The concept of biases on the part of the accident investigator is not something often considered, however, I think this is a much larger issue than is often given credit for. It is virtually impossible to separate our bias’from what we do. Accident investigation is supposed to be a scientific process, but the truth is that few investigators have really been trained to use a true scientific process. The concept is generally that it is easier to train a pilot, engineer or human factors expert to investigate than the other way round.
Even those who are trained do attempt to follow a scientific process are not often successful. Why is that? Well, as important as it is to the scientific process, most people, even including scientific researchers, are not elated if they discover that they’re wrong about their beliefs, and that includes some of the most esteemed researchers in history. Richard Feynman realized that he had fallen into such a trap at one point, and, once aware, broke out of it. Lawrence Krauss state that “ …the most exciting thing about being a scientist is not knowing and being wrong. Because that means there is a lot left to learn.” (Krauss, 2011). Is Krauss really capable of doing that? If so, he is quite unique, even among scientists. Talking the talk is a lot easier than walking the walk.
We are all subject to these biases, and it is far from clear that it is possible to isolate any activity such that it is not subject to them. Your entire global approach to reality is framed by bias, which is really a form of mental short cut that allows us to make faster decisions. Those decisions were generally pretty good on the Savannah, but they do not always serve us well in modern life.
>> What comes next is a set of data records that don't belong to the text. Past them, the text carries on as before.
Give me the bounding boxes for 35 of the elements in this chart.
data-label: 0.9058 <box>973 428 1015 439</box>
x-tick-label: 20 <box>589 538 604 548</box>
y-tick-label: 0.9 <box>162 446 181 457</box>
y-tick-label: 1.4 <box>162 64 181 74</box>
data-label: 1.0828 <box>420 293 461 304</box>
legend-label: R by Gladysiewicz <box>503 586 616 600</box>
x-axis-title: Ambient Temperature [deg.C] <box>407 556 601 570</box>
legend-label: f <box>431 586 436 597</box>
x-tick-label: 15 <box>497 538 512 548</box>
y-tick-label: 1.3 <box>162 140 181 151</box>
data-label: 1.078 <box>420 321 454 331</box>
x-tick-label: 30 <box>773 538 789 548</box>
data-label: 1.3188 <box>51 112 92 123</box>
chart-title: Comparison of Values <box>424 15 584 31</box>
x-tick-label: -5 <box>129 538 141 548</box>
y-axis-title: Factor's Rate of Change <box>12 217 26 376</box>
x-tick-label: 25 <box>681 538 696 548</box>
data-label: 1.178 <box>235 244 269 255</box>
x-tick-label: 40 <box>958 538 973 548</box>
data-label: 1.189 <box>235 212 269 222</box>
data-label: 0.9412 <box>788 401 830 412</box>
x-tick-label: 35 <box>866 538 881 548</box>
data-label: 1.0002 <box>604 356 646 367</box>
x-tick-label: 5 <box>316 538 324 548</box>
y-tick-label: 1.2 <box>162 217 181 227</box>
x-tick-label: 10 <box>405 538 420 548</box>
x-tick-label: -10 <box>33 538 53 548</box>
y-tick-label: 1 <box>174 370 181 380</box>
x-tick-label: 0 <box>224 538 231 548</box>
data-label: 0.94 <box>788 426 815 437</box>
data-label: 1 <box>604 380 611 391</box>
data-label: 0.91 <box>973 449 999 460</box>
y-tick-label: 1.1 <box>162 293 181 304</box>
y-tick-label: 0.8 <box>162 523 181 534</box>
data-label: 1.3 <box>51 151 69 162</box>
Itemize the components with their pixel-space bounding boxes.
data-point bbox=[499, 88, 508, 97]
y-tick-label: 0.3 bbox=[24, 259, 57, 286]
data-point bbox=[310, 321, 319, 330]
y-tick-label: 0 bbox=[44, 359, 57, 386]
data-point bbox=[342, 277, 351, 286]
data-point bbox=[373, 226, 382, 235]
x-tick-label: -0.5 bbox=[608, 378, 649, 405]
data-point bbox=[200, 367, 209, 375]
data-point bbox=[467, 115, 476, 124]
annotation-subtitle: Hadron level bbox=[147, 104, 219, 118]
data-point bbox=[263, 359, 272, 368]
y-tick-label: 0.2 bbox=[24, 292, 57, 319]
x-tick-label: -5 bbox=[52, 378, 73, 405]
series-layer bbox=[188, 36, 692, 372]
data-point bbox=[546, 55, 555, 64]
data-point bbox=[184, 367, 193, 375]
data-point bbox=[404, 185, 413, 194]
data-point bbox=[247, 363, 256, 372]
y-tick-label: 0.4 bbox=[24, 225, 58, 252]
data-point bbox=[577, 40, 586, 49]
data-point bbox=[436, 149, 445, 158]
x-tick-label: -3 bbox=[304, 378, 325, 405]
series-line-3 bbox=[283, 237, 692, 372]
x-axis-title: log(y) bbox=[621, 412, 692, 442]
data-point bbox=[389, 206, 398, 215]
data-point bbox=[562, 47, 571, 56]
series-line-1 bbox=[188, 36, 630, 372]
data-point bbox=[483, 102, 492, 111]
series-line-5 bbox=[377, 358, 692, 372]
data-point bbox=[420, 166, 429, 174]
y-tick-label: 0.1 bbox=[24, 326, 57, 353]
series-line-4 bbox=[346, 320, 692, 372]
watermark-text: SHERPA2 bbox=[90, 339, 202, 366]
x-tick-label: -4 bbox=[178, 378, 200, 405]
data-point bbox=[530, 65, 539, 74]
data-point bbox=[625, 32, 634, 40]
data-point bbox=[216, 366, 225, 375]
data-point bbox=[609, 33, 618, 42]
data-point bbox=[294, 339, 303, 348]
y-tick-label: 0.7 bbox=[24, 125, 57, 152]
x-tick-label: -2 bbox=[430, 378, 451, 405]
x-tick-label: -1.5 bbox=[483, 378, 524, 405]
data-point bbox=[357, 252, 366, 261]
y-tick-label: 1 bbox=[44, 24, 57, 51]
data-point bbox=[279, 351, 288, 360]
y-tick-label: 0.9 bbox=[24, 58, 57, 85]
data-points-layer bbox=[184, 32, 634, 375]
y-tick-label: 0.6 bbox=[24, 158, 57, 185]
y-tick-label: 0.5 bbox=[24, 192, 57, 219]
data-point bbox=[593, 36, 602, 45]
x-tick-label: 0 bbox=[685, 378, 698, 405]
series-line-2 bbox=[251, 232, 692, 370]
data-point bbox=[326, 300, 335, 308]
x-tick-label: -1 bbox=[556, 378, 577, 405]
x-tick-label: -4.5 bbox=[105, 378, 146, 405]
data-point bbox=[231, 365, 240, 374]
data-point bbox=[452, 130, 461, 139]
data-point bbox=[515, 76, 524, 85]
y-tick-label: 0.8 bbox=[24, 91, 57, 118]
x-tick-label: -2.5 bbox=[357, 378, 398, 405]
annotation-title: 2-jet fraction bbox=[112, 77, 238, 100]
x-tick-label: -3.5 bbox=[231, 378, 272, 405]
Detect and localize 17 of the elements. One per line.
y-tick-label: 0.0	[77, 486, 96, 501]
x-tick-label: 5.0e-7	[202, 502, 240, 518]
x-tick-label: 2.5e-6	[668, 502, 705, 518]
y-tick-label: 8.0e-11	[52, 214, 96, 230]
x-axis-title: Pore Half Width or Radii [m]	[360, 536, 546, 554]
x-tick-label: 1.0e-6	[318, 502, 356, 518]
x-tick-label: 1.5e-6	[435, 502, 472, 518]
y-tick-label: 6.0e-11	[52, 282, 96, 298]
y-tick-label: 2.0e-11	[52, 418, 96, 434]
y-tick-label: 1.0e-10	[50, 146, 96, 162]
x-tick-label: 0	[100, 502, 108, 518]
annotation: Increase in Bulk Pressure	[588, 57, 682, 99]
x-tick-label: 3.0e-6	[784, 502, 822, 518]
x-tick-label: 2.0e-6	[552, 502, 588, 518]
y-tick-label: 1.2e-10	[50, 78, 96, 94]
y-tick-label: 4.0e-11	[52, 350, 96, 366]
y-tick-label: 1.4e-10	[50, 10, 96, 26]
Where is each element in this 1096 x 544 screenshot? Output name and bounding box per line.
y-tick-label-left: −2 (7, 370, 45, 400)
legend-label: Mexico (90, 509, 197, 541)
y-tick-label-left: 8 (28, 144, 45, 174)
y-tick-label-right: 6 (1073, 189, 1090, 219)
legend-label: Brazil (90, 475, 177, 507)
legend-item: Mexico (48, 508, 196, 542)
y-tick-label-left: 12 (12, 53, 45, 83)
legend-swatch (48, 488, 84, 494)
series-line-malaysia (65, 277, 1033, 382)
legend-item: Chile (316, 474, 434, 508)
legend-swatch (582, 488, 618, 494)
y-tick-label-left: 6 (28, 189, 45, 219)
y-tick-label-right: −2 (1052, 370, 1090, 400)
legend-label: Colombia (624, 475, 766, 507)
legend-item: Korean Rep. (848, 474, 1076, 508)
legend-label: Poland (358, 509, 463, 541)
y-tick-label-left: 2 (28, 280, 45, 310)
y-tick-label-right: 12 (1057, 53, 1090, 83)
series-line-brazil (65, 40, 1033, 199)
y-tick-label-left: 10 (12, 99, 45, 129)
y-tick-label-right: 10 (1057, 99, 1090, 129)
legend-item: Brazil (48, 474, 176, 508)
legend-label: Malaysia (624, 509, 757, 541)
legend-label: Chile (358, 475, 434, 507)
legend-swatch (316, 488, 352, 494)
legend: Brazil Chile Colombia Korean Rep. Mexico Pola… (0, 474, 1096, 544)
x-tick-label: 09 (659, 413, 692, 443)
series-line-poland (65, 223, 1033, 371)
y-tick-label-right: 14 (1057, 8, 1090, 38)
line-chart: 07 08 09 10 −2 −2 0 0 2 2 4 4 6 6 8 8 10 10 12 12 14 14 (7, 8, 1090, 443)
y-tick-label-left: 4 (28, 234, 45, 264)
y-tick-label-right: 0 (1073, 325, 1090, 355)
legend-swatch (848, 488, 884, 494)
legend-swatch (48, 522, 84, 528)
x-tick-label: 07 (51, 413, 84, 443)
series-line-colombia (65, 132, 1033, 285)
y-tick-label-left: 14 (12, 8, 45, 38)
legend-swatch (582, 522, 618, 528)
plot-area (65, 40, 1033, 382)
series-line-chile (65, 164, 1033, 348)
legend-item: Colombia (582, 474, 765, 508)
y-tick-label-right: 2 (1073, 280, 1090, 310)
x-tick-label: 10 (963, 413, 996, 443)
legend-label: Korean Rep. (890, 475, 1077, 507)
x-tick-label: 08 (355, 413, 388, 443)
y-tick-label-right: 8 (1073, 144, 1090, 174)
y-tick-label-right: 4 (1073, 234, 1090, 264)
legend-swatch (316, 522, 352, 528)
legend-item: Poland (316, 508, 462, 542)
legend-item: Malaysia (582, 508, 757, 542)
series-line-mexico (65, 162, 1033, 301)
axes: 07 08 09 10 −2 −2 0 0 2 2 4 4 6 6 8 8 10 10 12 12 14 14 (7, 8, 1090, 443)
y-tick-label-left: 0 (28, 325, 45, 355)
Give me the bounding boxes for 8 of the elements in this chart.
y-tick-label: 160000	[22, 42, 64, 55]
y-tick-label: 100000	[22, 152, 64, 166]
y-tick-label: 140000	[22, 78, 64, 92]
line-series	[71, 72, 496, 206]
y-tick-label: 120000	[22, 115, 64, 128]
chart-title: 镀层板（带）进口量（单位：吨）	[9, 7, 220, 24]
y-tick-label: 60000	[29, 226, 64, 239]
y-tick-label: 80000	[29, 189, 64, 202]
In fact, many of the current political debates have been inaccurately framed as a consequence of confirmation bias. As outlined by Tversky and Kahneman (1974), confirmation bias will result in people excluding information that does not conform to their own mental models. Quantitative research is not immune either. Jeng (2006) described this as a factor even in physics – which is a field that is about as objective as one can get short of pure mathematics.
These bias’ extend to statistical analysis. In recent years it has become more apparent that there are some real issues in the ways we analyze results, in that our statistical methodology itself may be flawed (Gill, 2008). Traditional methods tend to reject results that show high variance even if there is an actual effect (Fenton & Neil, 2012, pp. 311-315). They also reward low variance even if an effect might not be actually present. This creates a confound in determining the outcome that is not generally considered in the research. For example, is the lack of statistical support for the need to have simulator motion to support training a result of the motion really not being a factor, or is it a result of some high variance in results, which prevents the rejection of the null hypothesis (Bürki-Cohen, Go, Chung, and Schroeder, 2004)? Without further analysis, it is impossible to say, as it is equally possible it is a consequence of flaws in the motion algorithms themselves or simulator limitations. Or perhaps, there really is no statistically significant effect? (see also http://bayesianrisk.com/).
These factors have profound implications as to how we do our job. What can be done to mitigate these issues? That is the subject of a future article.
Bürki-Cohen, J., Go, T.H., Chung, W.W., and Schroeder, J.A. (2004). Simulator Platform Motion Requirements for Recurrent Airline Pilot Training and Evaluation, Final Report. Cambridge: Human Factors Research and Engineering Division, John A. Volpe National Transportation Center.
Fenton, N., & Neil, M. (2012). Risk assessment and decision analysis with bayesian networks. Boca Raton: CRC Press.
Gill, J. (2008). Bayesian Methods: A Social and Behavior Sciences Approach, 2nd Edition. Boca Raton: CRC Press
Jeng, M. (2006). A selected history of expectation bias in physics. American journal of physics, 74, 578
Krauss, L. (2011). Cosmic Connections. Retrieved from http://www.youtube.com/watch?v=FjAqcV_w3mc
Tversky, A., & Kahneman, D. (1974). Judgment under uncertainty: Heuristics and biases. science, 185(4157), 1124-1131.